[Reverse of Security]
This Security is one of a duly authorized issue of securities of the Company (herein called the Securities), issued and to
be issued in one or more series under an Indenture, dated as of November 16, 1998 (herein called the Indenture, which term shall have the meaning assigned to it in such instrument), between the Company and The Bank of New
York Mellon, successor to JPMorgan Chase Bank, N.A., formerly known as The Chase Manhattan Bank, as Trustee (herein called the Trustee, which term includes any successor trustee under the Indenture), and reference is hereby made
to the Indenture for a statement of the respective rights, limitations of rights, duties and immunities thereunder of the Company, the Trustee and the Holders of the Securities and of the terms upon which the Securities are, and are to be,
authenticated and delivered, as modified by the provisions set forth below and on the face hereof. This Security is one of the series designated on the face hereof, limited initially in aggregate principal amount to $500,000,000. The Company
may subsequently issue additional securities as part of this series of Securities under the Indenture.

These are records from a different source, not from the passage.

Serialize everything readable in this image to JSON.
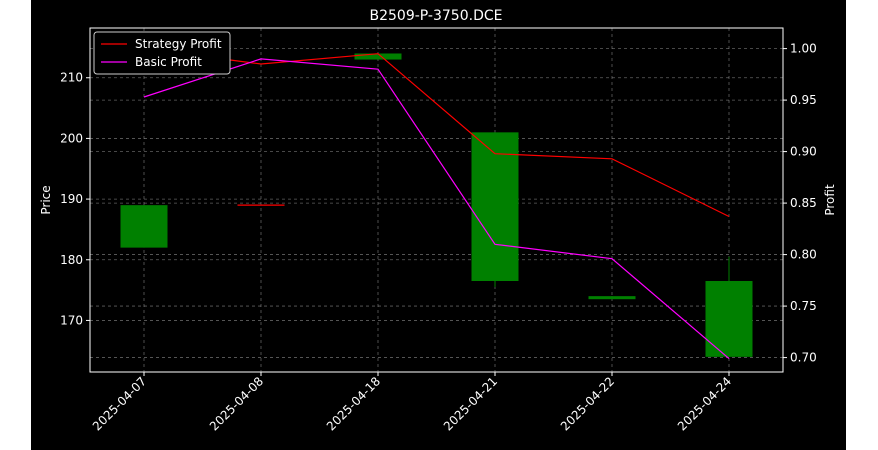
{
  "chart_data": {
    "type": "candlestick",
    "title": "B2509-P-3750.DCE",
    "xlabel": "",
    "ylabel": "Price",
    "y2label": "Profit",
    "categories": [
      "2025-04-07",
      "2025-04-08",
      "2025-04-18",
      "2025-04-21",
      "2025-04-22",
      "2025-04-24"
    ],
    "ylim": [
      161.5,
      218.2
    ],
    "y2lim": [
      0.686,
      1.02
    ],
    "yticks": [
      170,
      180,
      190,
      200,
      210
    ],
    "y2ticks": [
      "0.70",
      "0.75",
      "0.80",
      "0.85",
      "0.90",
      "0.95",
      "1.00"
    ],
    "grid": true,
    "legend_position": "top-left",
    "candles": [
      {
        "date": "2025-04-07",
        "open": 182,
        "high": 189,
        "low": 182,
        "close": 189,
        "color": "#008000"
      },
      {
        "date": "2025-04-08",
        "open": 189,
        "high": 189,
        "low": 189,
        "close": 189,
        "color": "#ff0000"
      },
      {
        "date": "2025-04-18",
        "open": 213,
        "high": 214,
        "low": 213,
        "close": 214,
        "color": "#008000"
      },
      {
        "date": "2025-04-21",
        "open": 176.5,
        "high": 201,
        "low": 175.5,
        "close": 201,
        "color": "#008000"
      },
      {
        "date": "2025-04-22",
        "open": 173.5,
        "high": 174,
        "low": 173.5,
        "close": 174,
        "color": "#008000"
      },
      {
        "date": "2025-04-24",
        "open": 164,
        "high": 180.5,
        "low": 164,
        "close": 176.5,
        "color": "#008000"
      }
    ],
    "series": [
      {
        "name": "Strategy Profit",
        "axis": "right",
        "color": "#ff0000",
        "values": [
          1.0,
          0.985,
          0.995,
          0.898,
          0.893,
          0.837
        ]
      },
      {
        "name": "Basic Profit",
        "axis": "right",
        "color": "#ff00ff",
        "values": [
          0.953,
          0.99,
          0.98,
          0.81,
          0.796,
          0.699
        ]
      }
    ]
  }
}
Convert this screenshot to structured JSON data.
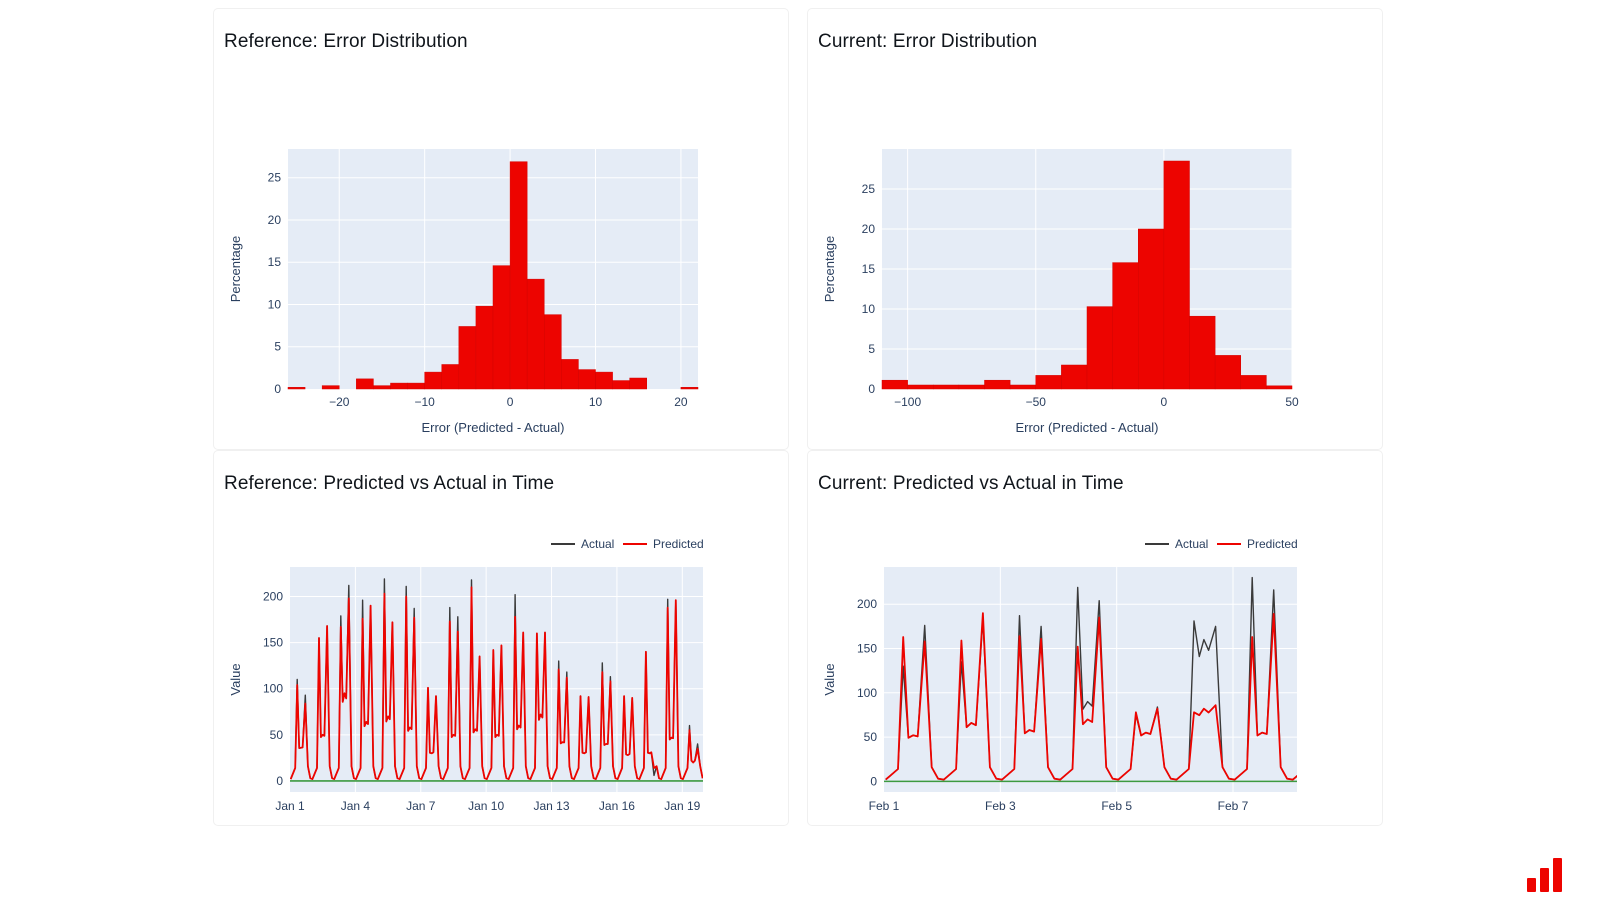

The Company may redeem the
Securities in whole or in part, at any time and from time to time, at its option, prior to February 15, 2030 (one month prior to the maturity date of the Securities) (the Par Call Date), at a Redemption Price (expressed as a
percentage of principal amount and rounded to three decimal places) equal to the greater of (1) (a) the sum of the present values of the remaining scheduled payments of principal and interest thereon discounted to the Redemption Date (assuming the
Securities matured on the Par Call Date) on a semiannual basis (assuming a 360-day year consisting of twelve 30-day months) at the Treasury Rate plus 20 basis points
less (b) interest accrued to the date of redemption, and (2) 100% of the principal amount of the Securities to be redeemed, plus, in either case, accrued and unpaid interest thereon to the Redemption Date.
On or after the Par Call Date, the Company may redeem the Securities in whole or in part, at any time and from time to time, at its option, at
a Redemption Price equal to 100% of the principal amount of the Securities being redeemed plus accrued and unpaid interest thereon to the Redemption Date.
The Companys actions and determinations in determining the Redemption Price shall be conclusive and binding for all purposes, absent
manifest error.
Notice of any redemption shall be mailed or electronically delivered (or otherwise transmitted in accordance with the
depositarys procedures) at least 10 days but not more than 60 days before the Redemption Date to each Holder of Securities to be redeemed.
In the case of a partial redemption, selection of the Securities for redemption shall be made by lot. No Securities of a principal amount of
$2,000 or less shall be redeemed in part. If any Security is to be redeemed in part only, the notice of redemption that relates to the Security shall state the portion of the principal amount of the Security to be redeemed. A new Security in a
principal amount equal to the unredeemed portion of the Security shall be issued in the name of the Holder of the Security upon surrender for cancellation of the original Security. For so long as the Securities are held by DTC (or another
Depositary), the redemption of the Securities shall be done in accordance with the policies and procedures of the Depositary.
Unless the
Company defaults in payment of the Redemption Price, on and after the Redemption Date, interest will cease to accrue on the Securities or portions thereof called for redemption.